The pandemic took a back seat to Tesla on Friday as traders swapped stocks ahead of their upcoming debut in the market index, CNBC’s Jim Cramer said Friday.
Trading Tesla, the flagship of soaring tech stocks in 2020, put pressure on the rest of the market as the electric vehicle maker could join the S&P 500 before it opens on Monday.
“Today’s action … had nothing to do with Covid and everything to do with Tesla’s admission to the S&P 500. That means the entire index will have to be rebalanced to make room for a stock that isn’t giving up today. “said the Mad Money host.
“Typically, newcomers to the S&P are much smaller than this one. Tesla is one of the top 10 largest companies in America by market capitalization, so the impact is being felt across the market,” he added.
S&P Dow Jones Indices, which determines the 500 components of the S&P 500, announced a little over a month ago that Tesla would be included in the stock index on December 21st. Tesla shares are up 61% since the day it was announced. At Friday’s session, billions of shares in other companies were sold to make room for inclusion, said Cramer, who was optimistic about the company.
The S&P 500 fell 0.35% on the day of trading to close at 3,709.41. The 30-stock Dow Jones index fell 0.41%, or 124 points, to 30,179.05. The Nasdaq Composite fell 0.07% to 12,755.64. All three averages pulled back from their highs.
However, Tesla rose 6% to a record closing of $ 695. The company will replace Apartment Investment and Management Co in the index.
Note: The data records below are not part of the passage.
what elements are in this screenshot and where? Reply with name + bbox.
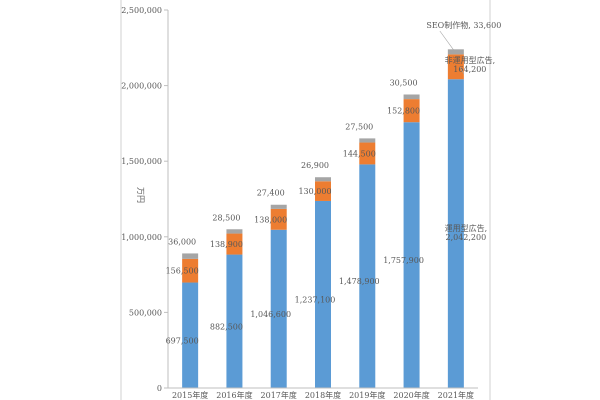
data-label: 28,500 — [212, 213, 240, 222]
data-label: 882,500 — [210, 322, 243, 331]
y-axis: 0 500,000 1,000,000 1,500,000 2,000,000 2,500… — [121, 6, 169, 393]
bar-segment — [270, 229, 287, 388]
bar-segment — [182, 253, 199, 259]
y-tick-label: 0 — [157, 384, 162, 393]
x-tick-label: 2021年度 — [438, 390, 474, 400]
bar-segment — [270, 208, 287, 230]
data-label-line: 運用型広告, — [445, 223, 488, 233]
bar-segment — [226, 233, 243, 255]
y-tick-label: 1,500,000 — [121, 157, 162, 166]
data-label: 152,800 — [387, 107, 420, 116]
data-label: 27,500 — [345, 122, 373, 131]
bar-segment — [359, 142, 376, 165]
bar-segment — [315, 177, 331, 182]
leader-line — [459, 66, 465, 75]
data-label: 36,000 — [168, 237, 196, 246]
y-tick-label: 2,500,000 — [121, 6, 162, 15]
data-label: 1,478,900 — [339, 277, 380, 286]
x-tick-label: 2015年度 — [172, 390, 208, 400]
data-labels: 697,500 156,500 36,000 882,500 138,900 28,500… — [166, 20, 502, 345]
bar-segment — [447, 54, 464, 80]
bar-segment — [447, 49, 464, 55]
data-label: 697,500 — [166, 336, 199, 345]
bar-segment — [403, 122, 420, 389]
bar-segment — [403, 99, 420, 123]
bars — [182, 49, 464, 389]
data-label: 138,000 — [254, 215, 287, 224]
data-label: 144,500 — [343, 149, 376, 158]
x-axis: 2015年度 2016年度 2017年度 2018年度 2019年度 2020年度 2021… — [168, 387, 478, 400]
data-label-line: 2,042,200 — [445, 233, 486, 242]
data-label: 30,500 — [390, 78, 418, 87]
data-label: 1,237,100 — [295, 295, 336, 304]
data-label: 1,046,600 — [250, 310, 291, 319]
bar-segment — [226, 229, 243, 234]
bar-segment — [315, 200, 331, 388]
bar-segment — [182, 258, 199, 283]
x-tick-label: 2017年度 — [261, 390, 297, 400]
leader-line — [439, 30, 455, 51]
data-label-line: 非運用型広告, — [445, 55, 496, 65]
data-label: 138,900 — [210, 240, 243, 249]
data-label: 26,900 — [301, 161, 329, 170]
data-label-line: 164,200 — [453, 65, 486, 74]
data-label: 130,000 — [298, 187, 331, 196]
x-tick-label: 2016年度 — [216, 390, 252, 400]
x-tick-label: 2020年度 — [393, 390, 429, 400]
bar-segment — [182, 282, 199, 388]
data-label: 1,757,900 — [383, 256, 424, 265]
y-tick-label: 2,000,000 — [121, 82, 162, 91]
bar-segment — [403, 94, 420, 100]
bar-segment — [270, 204, 287, 209]
bar-segment — [359, 164, 376, 388]
y-axis-title: 万円 — [136, 187, 145, 203]
data-label: SEO制作物, 33,600 — [426, 20, 501, 30]
y-tick-label: 1,000,000 — [121, 233, 162, 242]
data-label: 非運用型広告, 164,200 — [445, 55, 496, 74]
bar-segment — [359, 138, 376, 143]
bar-segment — [315, 181, 331, 201]
data-label: 27,400 — [257, 189, 285, 198]
bar-segment — [226, 254, 243, 388]
x-tick-label: 2019年度 — [349, 390, 385, 400]
y-tick-label: 500,000 — [129, 308, 162, 317]
data-label: 156,500 — [166, 267, 199, 276]
data-label: 運用型広告, 2,042,200 — [445, 223, 488, 242]
x-tick-label: 2018年度 — [305, 390, 341, 400]
bar-segment — [447, 79, 464, 388]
“I bet Tesla has more advantages than [CEO Elon] Musk consistently meets and exceeds his goals, “said Cramer.” I’m thrilled that the stock made so much money, and I’m thrilled that it has helped a whole new generation fall in love with stock picking. “
Despite Friday’s negative trading day, major averages ended the week in gains, including a 3% rise in the Nasdaq Composite over the last five sessions.
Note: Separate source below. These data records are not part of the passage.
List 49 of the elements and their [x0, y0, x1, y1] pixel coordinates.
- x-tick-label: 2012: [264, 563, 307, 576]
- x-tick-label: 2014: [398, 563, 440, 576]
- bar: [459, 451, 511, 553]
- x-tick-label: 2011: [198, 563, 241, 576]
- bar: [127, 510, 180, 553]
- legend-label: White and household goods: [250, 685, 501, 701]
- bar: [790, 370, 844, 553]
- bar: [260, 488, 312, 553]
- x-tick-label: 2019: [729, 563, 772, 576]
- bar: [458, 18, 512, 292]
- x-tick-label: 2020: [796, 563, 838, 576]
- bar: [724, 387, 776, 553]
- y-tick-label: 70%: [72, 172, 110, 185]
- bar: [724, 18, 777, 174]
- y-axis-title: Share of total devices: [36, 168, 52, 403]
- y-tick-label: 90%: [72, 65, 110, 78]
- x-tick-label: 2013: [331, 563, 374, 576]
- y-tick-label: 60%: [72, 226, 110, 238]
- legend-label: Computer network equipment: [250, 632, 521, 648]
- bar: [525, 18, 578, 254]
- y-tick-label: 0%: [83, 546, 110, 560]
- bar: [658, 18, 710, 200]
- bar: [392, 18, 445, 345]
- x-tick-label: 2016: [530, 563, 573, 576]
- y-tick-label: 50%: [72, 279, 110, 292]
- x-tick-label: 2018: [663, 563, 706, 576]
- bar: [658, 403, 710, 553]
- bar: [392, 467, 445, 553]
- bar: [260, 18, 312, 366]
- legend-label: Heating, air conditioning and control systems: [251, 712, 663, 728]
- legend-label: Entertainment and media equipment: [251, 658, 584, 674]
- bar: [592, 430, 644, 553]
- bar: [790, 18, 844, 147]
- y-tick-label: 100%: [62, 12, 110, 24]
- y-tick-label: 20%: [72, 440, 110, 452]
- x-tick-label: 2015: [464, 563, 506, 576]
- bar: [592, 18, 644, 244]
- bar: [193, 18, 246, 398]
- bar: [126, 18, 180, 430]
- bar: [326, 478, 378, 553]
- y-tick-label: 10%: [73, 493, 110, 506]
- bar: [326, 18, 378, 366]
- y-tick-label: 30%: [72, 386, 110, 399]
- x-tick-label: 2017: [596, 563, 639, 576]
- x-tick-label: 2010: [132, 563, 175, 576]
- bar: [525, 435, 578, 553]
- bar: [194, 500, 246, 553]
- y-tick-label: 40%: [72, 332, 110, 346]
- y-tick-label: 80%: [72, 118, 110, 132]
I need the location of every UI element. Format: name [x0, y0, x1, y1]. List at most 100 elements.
“As soon as the index funds sell everything else to make way for this $ 650 billion giant, I bet the Santa Claus rally will resume,” he said.
Cramer announced his schedule for the coming week, which will be shortened when the markets close at 1:00 p.m. ET on Thursday to mark the Christmas holidays. All profit forecasts are based on FactSet estimates:
Tuesday: Carmax and Cinta’s earnings
- Earnings release for the third quarter of 2021: ahead of the market; Conference call: 9 a.m.
- Projected earnings per share: $ 1.13
- Estimated Revenue: $ 5.03 billion
“CarMax’s inventory is tied to range since we received all positive vaccine data,” said Cramer. “Maybe when we see the results and people realize that demand is off the charts, it might break out.”
- Earnings release for the second quarter of the financial year 2021: before the market; Conference call: Tuesday, 10 a.m.
- Projected earnings per share: $ 2.18
- Estimated Revenue: $ 1.75 billion
“If Cintas is doing well, it means that small and medium-sized businesses are doing better than we think,” he said. “If they’re bad, that’s another story.”
Wednesday: Paychex earnings
- Earnings release for the second quarter of the financial year 2021: before the market; Conference call: Tuesday, 9:30 a.m.
- Projected EPS: 66 cents
- Estimated Revenue: $ 954 million
“Paychex has a tremendous number of small and medium-sized customers that they use to automate their payroll,” said Cramer. “In the long term, the stock has performed extremely well, but in the short term it acts more as a proxy for its customers.”